新陈代谢是生物体将营养物质转化为能量以促进生长、发育和修复的重要过程。多细胞、多器官动物水平上的代谢天生比单细胞水平上的代谢更复杂。事实上，每个器官也必须保持自身的内稳态才能发挥作用。在所有三个尺度上，内稳态都是一个决定性的特征：随着能源和能量需求的增加和减少，系统必须是健壮的。虽然人体机体能量稳态的破坏可以以不同的方式表现出来，但肥胖（定义为身体脂肪过多）是代谢失衡日益常见的结果。在这里，我们将讨论肥胖背后的代谢功能障碍的遗传基础。我们专注于我们从黑腹果蝇作为一种模式生物身上学到的东西，以探索和解剖整个生物体中代谢功能障碍的遗传原因。

本文章由计算机程序翻译，如有差异，请以英文原文为准。

查看原文本刊更多论文

Drosophila as a Genetic Model System to Study Organismal Energy Metabolism.

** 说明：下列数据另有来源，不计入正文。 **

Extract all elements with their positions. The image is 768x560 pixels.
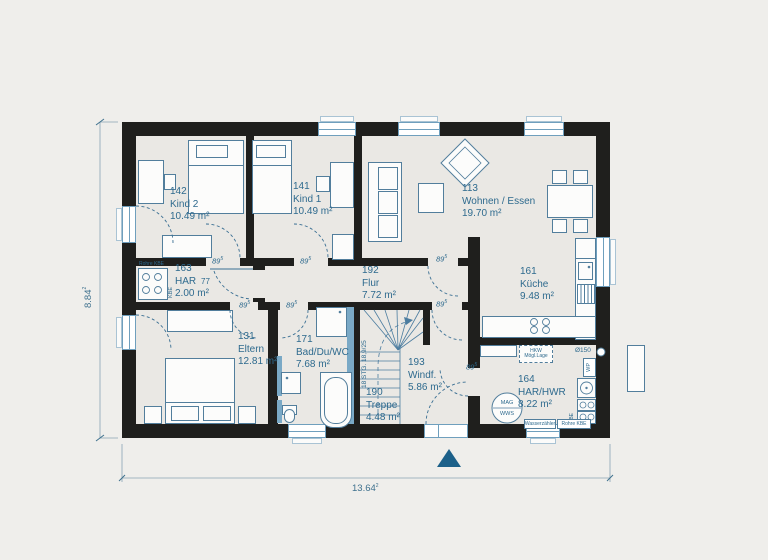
room-name: Windf.	[408, 370, 442, 383]
room-label-kind1: 141 Kind 1 10.49 m²	[293, 181, 332, 219]
room-area: 5.86 m²	[408, 382, 442, 395]
room-area: 10.49 m²	[293, 206, 332, 219]
door-width-label: 895	[436, 299, 447, 309]
door-width-sup: 5	[474, 362, 477, 368]
door-width-sup: 5	[444, 254, 447, 260]
dimension-width: 13.642	[352, 483, 379, 494]
exterior-unit	[627, 345, 645, 392]
door-width-label: 895	[436, 254, 447, 264]
door-width-har: 77	[201, 277, 210, 286]
room-number: 161	[520, 266, 554, 279]
terrace-door-eltern	[122, 315, 136, 350]
room-number: 190	[366, 387, 400, 400]
door-width-sup: 5	[444, 299, 447, 305]
room-label-wohnen: 113 Wohnen / Essen 19.70 m²	[462, 183, 535, 221]
room-number: 171	[296, 334, 349, 347]
door-gap-hwr	[468, 368, 480, 396]
room-name: Flur	[362, 278, 396, 291]
door-gap-har	[253, 270, 265, 298]
door-width-sup: 5	[308, 256, 311, 262]
room-area: 19.70 m²	[462, 208, 535, 221]
door-width-sup: 5	[294, 300, 297, 306]
hkw-possible-location: HKW Mögl.Lage	[519, 345, 553, 363]
door-width-label: 895	[286, 300, 297, 310]
room-area: 10.49 m²	[170, 211, 209, 224]
window-top-1	[318, 122, 356, 136]
room-area: 9.48 m²	[520, 291, 554, 304]
room-name: Bad/Du/WC	[296, 347, 349, 360]
pillow-kind1	[256, 145, 286, 158]
room-name: Eltern	[238, 344, 277, 357]
dishwasher	[577, 284, 595, 304]
dimension-height-value: 8.84	[83, 290, 94, 309]
window-glass-line	[525, 129, 563, 130]
sill	[400, 116, 438, 122]
room-label-kueche: 161 Küche 9.48 m²	[520, 266, 554, 304]
dimension-width-sup: 2	[376, 483, 379, 489]
room-number: 164	[518, 374, 566, 387]
room-number: 193	[408, 357, 442, 370]
water-meter-box: Wasserzähler	[524, 419, 556, 429]
kbe-label-har: KBE	[168, 274, 174, 298]
sofa-cushion	[378, 215, 398, 238]
har-appliance	[138, 268, 168, 300]
rohre-kbe-label-har: Rohre KBE	[139, 261, 164, 267]
sill	[116, 208, 122, 241]
room-area: 7.68 m²	[296, 359, 349, 372]
dimension-height-sup: 2	[82, 287, 88, 290]
terrace-door-kind2	[122, 206, 136, 243]
kitchen-sink	[578, 262, 593, 280]
room-area: 4.48 m²	[366, 412, 400, 425]
dimension-width-value: 13.64	[352, 483, 376, 494]
room-name: Kind 2	[170, 199, 209, 212]
room-number: 142	[170, 186, 209, 199]
sill	[320, 116, 354, 122]
room-name: Wohnen / Essen	[462, 196, 535, 209]
room-name: Küche	[520, 279, 554, 292]
heat-pump-box: WP	[583, 358, 596, 377]
door-width-sup: 5	[247, 300, 250, 306]
bathtub-inner	[324, 377, 348, 424]
room-name: Treppe	[366, 400, 400, 413]
pillow-eltern	[203, 406, 231, 421]
window-bottom-bad	[288, 424, 326, 438]
water-meter-label: Wasserzähler	[525, 422, 555, 427]
window-glass-line	[399, 129, 439, 130]
pillow-kind2	[196, 145, 228, 158]
room-label-flur: 192 Flur 7.72 m²	[362, 265, 396, 303]
room-number: 192	[362, 265, 396, 278]
nightstand	[144, 406, 162, 424]
window-glass-line	[603, 238, 604, 286]
room-label-treppe: 190 Treppe 4.48 m²	[366, 387, 400, 425]
shower	[316, 307, 347, 337]
coffee-table	[418, 183, 444, 213]
dining-chair	[573, 170, 588, 184]
window-right-kueche	[596, 237, 610, 287]
desk-kind2	[138, 160, 164, 204]
window-top-2	[398, 122, 440, 136]
washing-machine	[577, 378, 596, 398]
dining-chair	[552, 170, 567, 184]
room-area: 12.81 m²	[238, 356, 277, 369]
room-label-kind2: 142 Kind 2 10.49 m²	[170, 186, 209, 224]
dimension-height: 8.842	[82, 252, 94, 308]
window-glass-line	[289, 431, 325, 432]
door-width-label: 895	[239, 300, 250, 310]
window-glass-line	[129, 316, 130, 349]
entrance-door-frame	[438, 425, 439, 437]
dining-chair	[552, 219, 567, 233]
sill	[116, 317, 122, 348]
dining-table	[547, 185, 593, 218]
bath-sink	[281, 372, 301, 394]
wall-kueche-left	[468, 237, 480, 345]
window-glass-line	[319, 129, 355, 130]
kitchen-counter-bottom	[482, 316, 596, 338]
room-area: 8.22 m²	[518, 399, 566, 412]
desk-kind1	[330, 162, 354, 208]
dresser-kind2	[162, 235, 212, 258]
nightstand	[238, 406, 256, 424]
room-label-bad: 171 Bad/Du/WC 7.68 m²	[296, 334, 349, 372]
sofa-cushion	[378, 167, 398, 190]
wc-bowl	[284, 409, 295, 423]
wardrobe-eltern	[167, 310, 233, 332]
duct-label: Ø150	[575, 347, 591, 354]
room-name: Kind 1	[293, 194, 332, 207]
sill	[526, 116, 562, 122]
door-width-label: 895	[212, 256, 223, 266]
room-number: 163	[175, 263, 209, 276]
wall-treppe-windf-stub	[423, 310, 430, 345]
dining-chair	[573, 219, 588, 233]
pipes-box: Rohre KBE	[557, 419, 591, 429]
hwr-cupboard	[480, 345, 517, 357]
sofa-cushion	[378, 191, 398, 214]
room-area: 2.00 m²	[175, 288, 209, 301]
blanket-line	[166, 402, 234, 403]
dresser-kind1	[332, 234, 354, 260]
blanket-line	[253, 165, 291, 166]
room-number: 141	[293, 181, 332, 194]
window-glass-line	[129, 207, 130, 242]
wws-label: WWS	[496, 411, 518, 418]
door-width-label: 895	[466, 362, 477, 372]
door-width-label: 895	[300, 256, 311, 266]
floor-plan-canvas: KBE Rohre KBE HKW Mögl.Lage Ø150 WP KBE …	[0, 0, 768, 560]
wall-exterior-left	[122, 136, 136, 424]
entrance-marker-triangle	[437, 449, 461, 467]
hkw-line2: Mögl.Lage	[524, 354, 547, 359]
wall-kind1-wohnen	[354, 136, 362, 258]
pipes-label: Rohre KBE	[561, 422, 586, 427]
room-name: HAR/HWR	[518, 387, 566, 400]
blanket-line	[189, 165, 243, 166]
room-label-windf: 193 Windf. 5.86 m²	[408, 357, 442, 395]
window-glass-line	[527, 431, 559, 432]
door-width-sup: 5	[220, 256, 223, 262]
appliance-stack-top	[577, 399, 596, 411]
room-number: 131	[238, 331, 277, 344]
wp-label: WP	[587, 363, 592, 372]
room-area: 7.72 m²	[362, 290, 396, 303]
sill	[610, 239, 616, 285]
pillow-eltern	[171, 406, 199, 421]
counter-divider	[576, 258, 595, 259]
sill	[530, 438, 556, 444]
room-label-hwr: 164 HAR/HWR 8.22 m²	[518, 374, 566, 412]
mag-label: MAG	[496, 400, 518, 407]
window-top-3	[524, 122, 564, 136]
sill	[292, 438, 322, 444]
room-number: 113	[462, 183, 535, 196]
stairs-note: 18 STG. 18,9/25	[361, 312, 368, 388]
entrance-door	[424, 424, 468, 438]
room-label-eltern: 131 Eltern 12.81 m²	[238, 331, 277, 369]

Metabolism is the essential process by which an organism converts nutrients into energy to fuel growth, development, and repair. Metabolism at the level of a multicellular, multi-organ animal is inherently more complex than metabolism at the single-cell level. Indeed, each organ also must maintain its own homeostasis to function. At all three scales, homeostasis is a defining feature: as energy sources and energetic demands wax and wane, the system must be robust. While disruption of organismal energy homeostasis can be manifested in different ways in humans, obesity (defined as excess body fat) is an increasingly common outcome of metabolic imbalance. Here we will discuss the genetic basis of metabolic dysfunction that underlies obesity. We focus on what we are learning from Drosophila melanogaster as a model organism to explore and dissect genetic causes of metabolic dysfunction in the context of a whole organism.

求助全文

通过发布文献求助，成功后即可免费获取论文全文。去求助

来源期刊

Biomolecules Biochemistry, Genetics and Molecular Biology-Molecular Biology

CiteScore

9.40

自引率

3.60%

发文量

1640

审稿时长

18.28 days

期刊介绍： Biomolecules (ISSN 2218-273X) is an international, peer-reviewed open access journal focusing on biogenic substances and their biological functions, structures, interactions with other molecules, and their microenvironment as well as biological systems. Biomolecules publishes reviews, regular research papers and short communications. Our aim is to encourage scientists to publish their experimental and theoretical results in as much detail as possible. There is no restriction on the length of the papers. The full experimental details must be provided so that the results can be reproduced.